Keywords: Phenylpropanoid pathway, Secondary metabolism, Lignin, Flavonoids, Anthocyanins, Plant enzymes, Structure

1. Introduction

Around 450 million years ago, pioneering plant species spread out from the periphery of their watery environments to occupy a challenging new environmental niche: dry land. This important transformation was accompanied by several physiological adaptations, including the evolutionary emergence of entirely new specialized metabolic pathways [66]. Many of the resulting compounds were derived from phenyl-alanine via the general phenylpropanoid pathway, so named because of the C6 + C3 scaffold resulting from the pathway’s initial deamination of the primary metabolite phenylalanine. A variety of downstream derivatives of this initial phenylpropanoid scaffold, ubiquitous in modern plants, now serve vital developmental roles in plant structural integrity, UV photoprotection, reproduction and internal regulation of plant cell physiology and signaling. Phenylpropanoids also serve as key chemical modulators of plant communication with insects and microbes, playing contrasting attractive and repellent roles in defensive phytoalexin responses to infection and herbivory, attraction of insect pollinators via flower color, and induction of root nodulation by symbiotic nitrogen-fixing rhizobial colonies.

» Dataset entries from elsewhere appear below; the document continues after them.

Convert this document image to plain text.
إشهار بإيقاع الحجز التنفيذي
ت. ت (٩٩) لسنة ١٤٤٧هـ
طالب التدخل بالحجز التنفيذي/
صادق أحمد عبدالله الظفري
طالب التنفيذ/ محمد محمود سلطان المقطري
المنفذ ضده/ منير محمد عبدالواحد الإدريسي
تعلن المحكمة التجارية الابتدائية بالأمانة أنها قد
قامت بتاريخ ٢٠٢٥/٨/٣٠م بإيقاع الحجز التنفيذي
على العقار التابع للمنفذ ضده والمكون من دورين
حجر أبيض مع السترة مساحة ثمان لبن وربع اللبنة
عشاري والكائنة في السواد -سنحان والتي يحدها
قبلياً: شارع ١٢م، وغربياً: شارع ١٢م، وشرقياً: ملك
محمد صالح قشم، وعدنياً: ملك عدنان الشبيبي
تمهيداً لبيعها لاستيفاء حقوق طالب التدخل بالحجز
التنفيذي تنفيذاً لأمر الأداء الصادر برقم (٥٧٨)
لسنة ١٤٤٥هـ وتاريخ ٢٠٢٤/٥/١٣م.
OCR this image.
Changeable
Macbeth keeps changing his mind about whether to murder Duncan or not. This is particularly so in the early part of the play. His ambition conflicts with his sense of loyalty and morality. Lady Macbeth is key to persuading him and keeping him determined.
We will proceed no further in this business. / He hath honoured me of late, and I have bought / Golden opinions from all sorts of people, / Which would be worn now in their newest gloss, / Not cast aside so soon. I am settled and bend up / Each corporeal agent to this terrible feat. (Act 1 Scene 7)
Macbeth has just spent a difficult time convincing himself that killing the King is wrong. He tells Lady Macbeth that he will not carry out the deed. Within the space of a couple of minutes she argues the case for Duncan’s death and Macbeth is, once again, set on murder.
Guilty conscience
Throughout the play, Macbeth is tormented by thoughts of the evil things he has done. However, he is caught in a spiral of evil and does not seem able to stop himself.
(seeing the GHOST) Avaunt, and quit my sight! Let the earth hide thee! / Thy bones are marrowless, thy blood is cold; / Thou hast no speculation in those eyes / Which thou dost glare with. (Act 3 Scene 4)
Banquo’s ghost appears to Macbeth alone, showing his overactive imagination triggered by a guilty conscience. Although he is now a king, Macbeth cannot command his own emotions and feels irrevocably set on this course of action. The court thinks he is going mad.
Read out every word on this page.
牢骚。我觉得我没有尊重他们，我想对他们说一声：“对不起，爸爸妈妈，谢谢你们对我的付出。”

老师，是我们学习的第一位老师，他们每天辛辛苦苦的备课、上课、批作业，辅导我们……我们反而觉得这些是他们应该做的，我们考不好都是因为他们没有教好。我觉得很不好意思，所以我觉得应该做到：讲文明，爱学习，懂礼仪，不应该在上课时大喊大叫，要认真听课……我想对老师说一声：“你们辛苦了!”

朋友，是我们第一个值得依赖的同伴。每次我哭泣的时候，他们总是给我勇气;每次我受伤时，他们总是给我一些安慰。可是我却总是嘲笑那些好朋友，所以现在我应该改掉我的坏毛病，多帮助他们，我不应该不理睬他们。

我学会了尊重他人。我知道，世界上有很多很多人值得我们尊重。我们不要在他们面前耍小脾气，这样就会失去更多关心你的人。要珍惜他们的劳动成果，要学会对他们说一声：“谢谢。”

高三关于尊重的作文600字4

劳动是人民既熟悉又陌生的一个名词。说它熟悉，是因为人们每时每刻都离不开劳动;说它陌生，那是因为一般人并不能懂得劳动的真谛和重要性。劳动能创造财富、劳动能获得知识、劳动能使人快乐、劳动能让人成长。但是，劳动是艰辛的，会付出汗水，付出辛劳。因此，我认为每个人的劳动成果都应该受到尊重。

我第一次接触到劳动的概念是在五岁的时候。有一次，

While some phenylpropanoid-mediated interspecies communication roles are clearly more recent environmental adaptations, two biological applications are especially relevant to the early emergence and adaptation of plants to dry land, and are thus likely to have played key roles in this ‘watershed’ event in the explosion of terrestrial plant and animal diversity. Lignin is an abundant structural polymer formed from monolignol derivatives of the general phenylpropanoid pathway, and, along with cellulose, provides the structural integrity necessary for the evolutionary emergence of self-supporting structures. While lignin biosynthetic pathways facilitated the upward vertical expansion of land plants into the sky, another biochemical offshoot of the general phenylpropanoid pathway known as flavonoids provided protection against the damaging ultraviolet rays of the sun during the transition of aquatic plants from UV-absorbing water onto land and the unshielded atmosphere. Flavonoids and related stilbene and styrylpyrone polyphenolic natural products all stem from polyketide extension and subsequent cyclization of general phenylpropanoid substrates by chalcone synthase (CHS) or related plant polyketide synthases (PKSs). Although the UV-protective properties of flavonoids undoubtedly facilitated the emergence of land plants, Stafford has proposed that the complex functional requirements for effective UV-protection, including abundant flavonoid biosynthesis and surface localization, make this function unlikely to be the original physiological role of the flavonoid pathway [63]. While some internal signaling role, such as that suggested in auxin regulation [5], would indeed have required less robust initial flavonoid biosynthesis, this argument neglects that plant movement onto land would seem most likely to have been preceded by gradually increasing fitness at the surface or in dynamically fluctuating edges of the water, perhaps even within the shade of geological structures.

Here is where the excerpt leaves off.